Identifying Changed Records

Identifying Changed Records

When an application that uses delta subscriptions receives a message, that message can either be a new record or an update to an existing record. AMPS offers two strategies for an application to tell whether the record is a new record or an existing record and identify which record has changed if the message is an update to an existing record.

The two basic approaches are as follows:

  1. By default, each message delivered through a delta subscription contains a SowKey header field. This field is the identifier that AMPS assigns to track a distinct record in the SOW. If the application has previously received a SowKey with that value, then the new message is an update to the record with that SowKey value. If the application has not previously received a SowKey with that value, then the new message contains a new record.

  2. Delta messages can also contain the key fields from the SOW in the body of the message. This is controlled by the send_keys option on the subscription, which is always enabled as of AMPS 4.0. With this approach, the application parses the body of the message to find the key. If the application has previously received the key, then the message is an update to that existing record. Otherwise, the message contains a new record.
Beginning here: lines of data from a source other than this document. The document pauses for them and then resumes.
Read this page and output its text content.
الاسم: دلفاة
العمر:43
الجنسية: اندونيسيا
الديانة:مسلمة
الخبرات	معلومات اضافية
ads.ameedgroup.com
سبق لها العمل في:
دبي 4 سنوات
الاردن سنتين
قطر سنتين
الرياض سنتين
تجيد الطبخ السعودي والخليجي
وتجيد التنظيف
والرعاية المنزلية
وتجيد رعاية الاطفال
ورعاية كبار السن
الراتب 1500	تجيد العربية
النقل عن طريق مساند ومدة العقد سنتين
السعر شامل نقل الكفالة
In either case, AMPS delivers the information the application needs to determine if the record is new or changed. The application chooses how to interpret that information, and what actions to take based on the changes to the record.

AMPS also supports out-of-focus notification for delta subscriptions, as described in Out-of-Focus (OOF) messages. If your application needs to know when a record is deleted, expires, or no longer matches a subscription, you can use out-of-focus messages to be notified.
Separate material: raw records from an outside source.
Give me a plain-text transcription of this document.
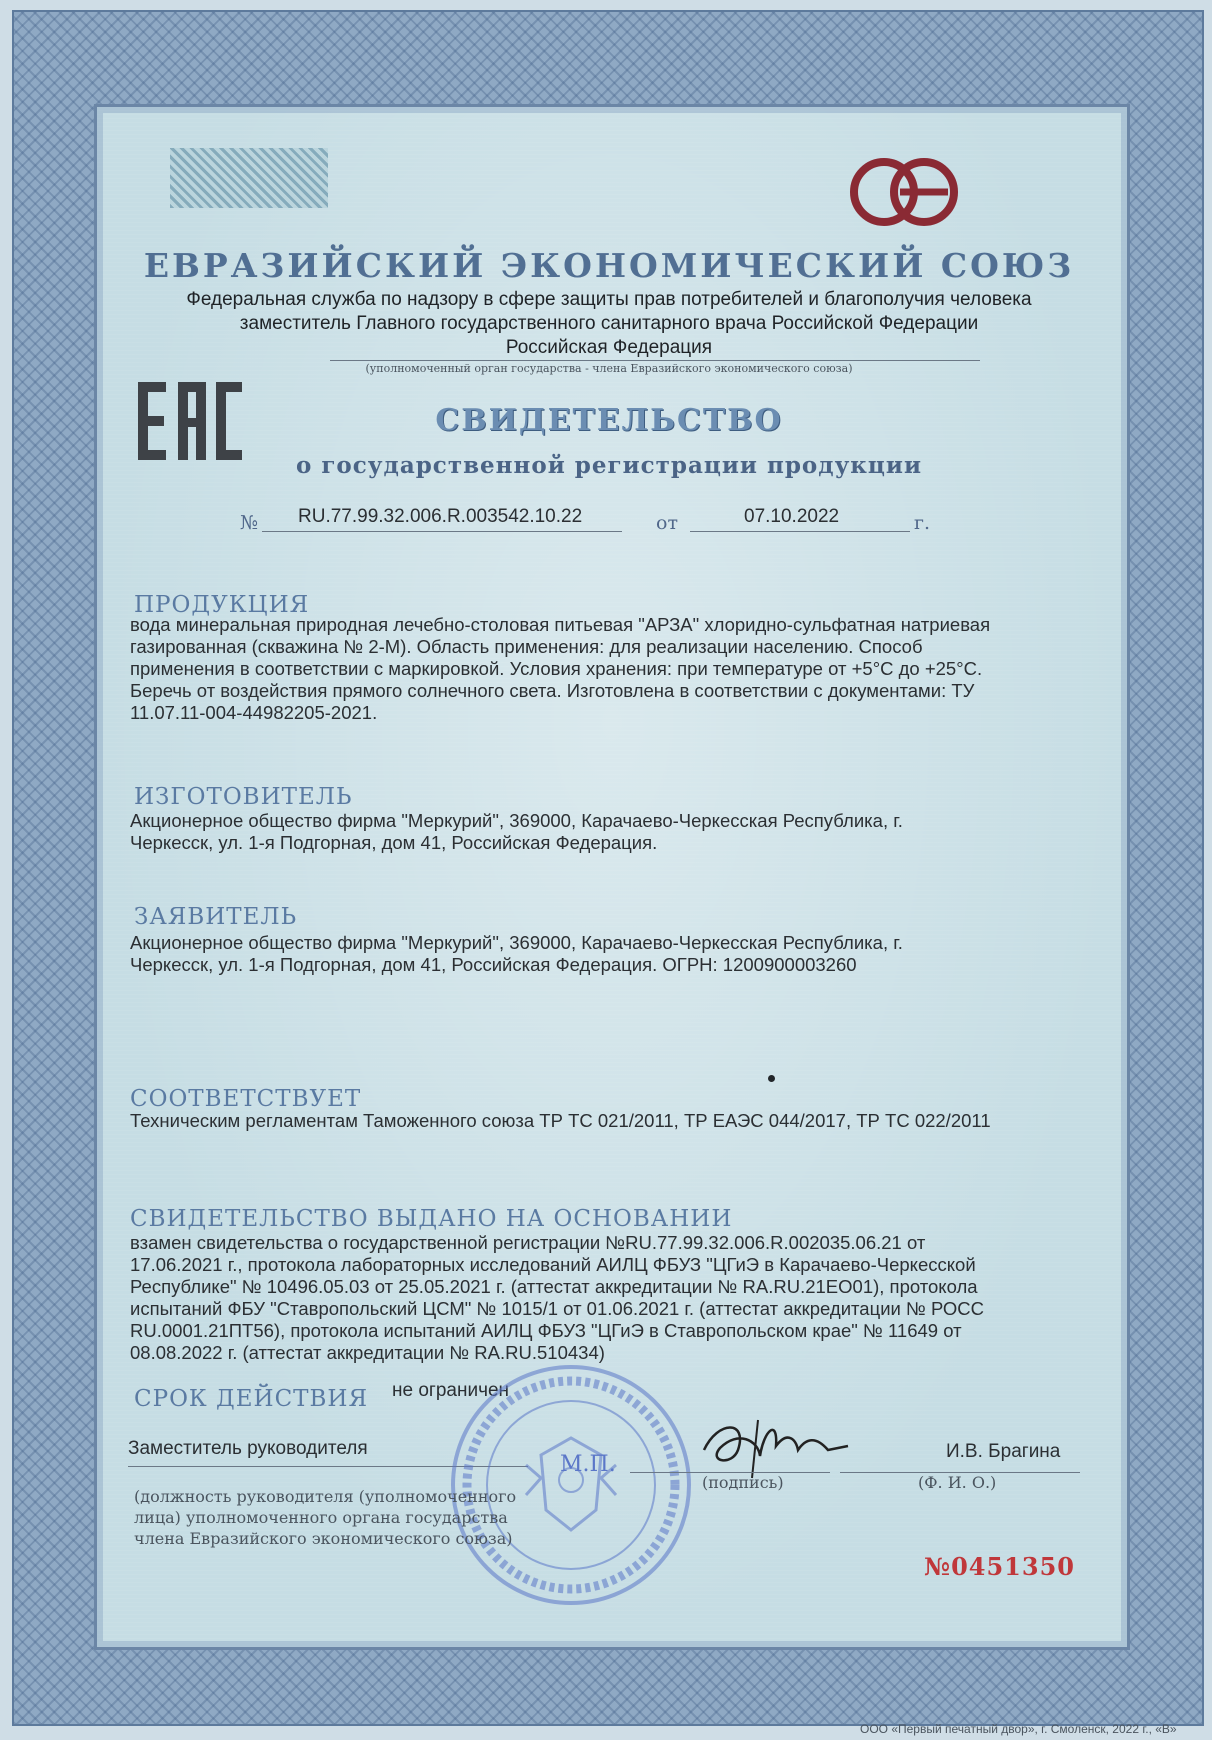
ЕВРАЗИЙСКИЙ ЭКОНОМИЧЕСКИЙ СОЮЗ
Федеральная служба по надзору в сфере защиты прав потребителей и благополучия человека
заместитель Главного государственного санитарного врача Российской Федерации
Российская Федерация
(уполномоченный орган государства - члена Евразийского экономического союза)
СВИДЕТЕЛЬСТВО
о государственной регистрации продукции
№ RU.77.99.32.006.R.003542.10.22	от	07.10.2022	г.
ПРОДУКЦИЯ
вода минеральная природная лечебно-столовая питьевая "АРЗА" хлоридно-сульфатная натриевая
газированная (скважина № 2-М). Область применения: для реализации населению. Способ
применения в соответствии с маркировкой. Условия хранения: при температуре от +5°С до +25°С.
Беречь от воздействия прямого солнечного света. Изготовлена в соответствии с документами: ТУ
11.07.11-004-44982205-2021.
ИЗГОТОВИТЕЛЬ
Акционерное общество фирма "Меркурий", 369000, Карачаево-Черкесская Республика, г.
Черкесск, ул. 1-я Подгорная, дом 41, Российская Федерация.
ЗАЯВИТЕЛЬ
Акционерное общество фирма "Меркурий", 369000, Карачаево-Черкесская Республика, г.
Черкесск, ул. 1-я Подгорная, дом 41, Российская Федерация. ОГРН: 1200900003260
СООТВЕТСТВУЕТ
Техническим регламентам Таможенного союза ТР ТС 021/2011, ТР ЕАЭС 044/2017, ТР ТС 022/2011
СВИДЕТЕЛЬСТВО ВЫДАНО НА ОСНОВАНИИ
взамен свидетельства о государственной регистрации №RU.77.99.32.006.R.002035.06.21 от
17.06.2021 г., протокола лабораторных исследований АИЛЦ ФБУЗ "ЦГиЭ в Карачаево-Черкесской
Республике" № 10496.05.03 от 25.05.2021 г. (аттестат аккредитации № RA.RU.21ЕО01), протокола
испытаний ФБУ "Ставропольский ЦСМ" № 1015/1 от 01.06.2021 г. (аттестат аккредитации № РОСС
RU.0001.21ПТ56), протокола испытаний АИЛЦ ФБУЗ "ЦГиЭ в Ставропольском крае" № 11649 от
08.08.2022 г. (аттестат аккредитации № RA.RU.510434)
СРОК ДЕЙСТВИЯ не ограничен
Заместитель руководителя
М.П.
(подпись)
И.В. Брагина
(Ф. И. О.)
(должность руководителя (уполномоченного
лица) уполномоченного органа государства
члена Евразийского экономического союза)
№0451350
ООО «Первый печатный двор», г. Смоленск, 2022 г., «В»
Conflated Subscriptions and Delta Subscribe

AMPS provides subscription conflation on delta subscriptions. When conflation is enabled, each delta message during the conflation interval is merged into the conflated message. The message that is delivered is the merge of all of the deltas that arrived during the conflation interval.

Since AMPS combines successive delta messages into a single update, a delta subscription that uses conflation may receive values that are identical to the previous values. For example, consider the following record in a SOW that uses /id as the key:

{
    "id": 99,
    "status":"open",
    "notes":"none",
    "xref":82
}

Assume that the following updates to the record are published during the conflation interval:

{"id": 99, "status":"questioned", "notes":"none", "xref":82}
{"id": 99, "status":"questioned", "notes":"jcarlo hold", "xref":82}
{"id": 99, "status":"cleared", "notes":"none", "xref":82}
{"id": 99, "status":"open", "notes":"none", "xref":82}

At the end of the conflation interval, the subscription will receive the delta message:

{
    "id": 99,
    "status":"open",
    "notes":"none"
}

The /id field is included because that field is the key of the SOW, and all of the delta messages produced during the conflation interval contained that key. The /status and /notes fields are included because there were changes to these values during the conflation interval. The delta messages produced during the conflation interval contained changed values, so the merged update contains those fields and the state of the values at the end of the conflation interval. The /xref field is not included, because none of the delta messages produced during the conflation interval contained that field.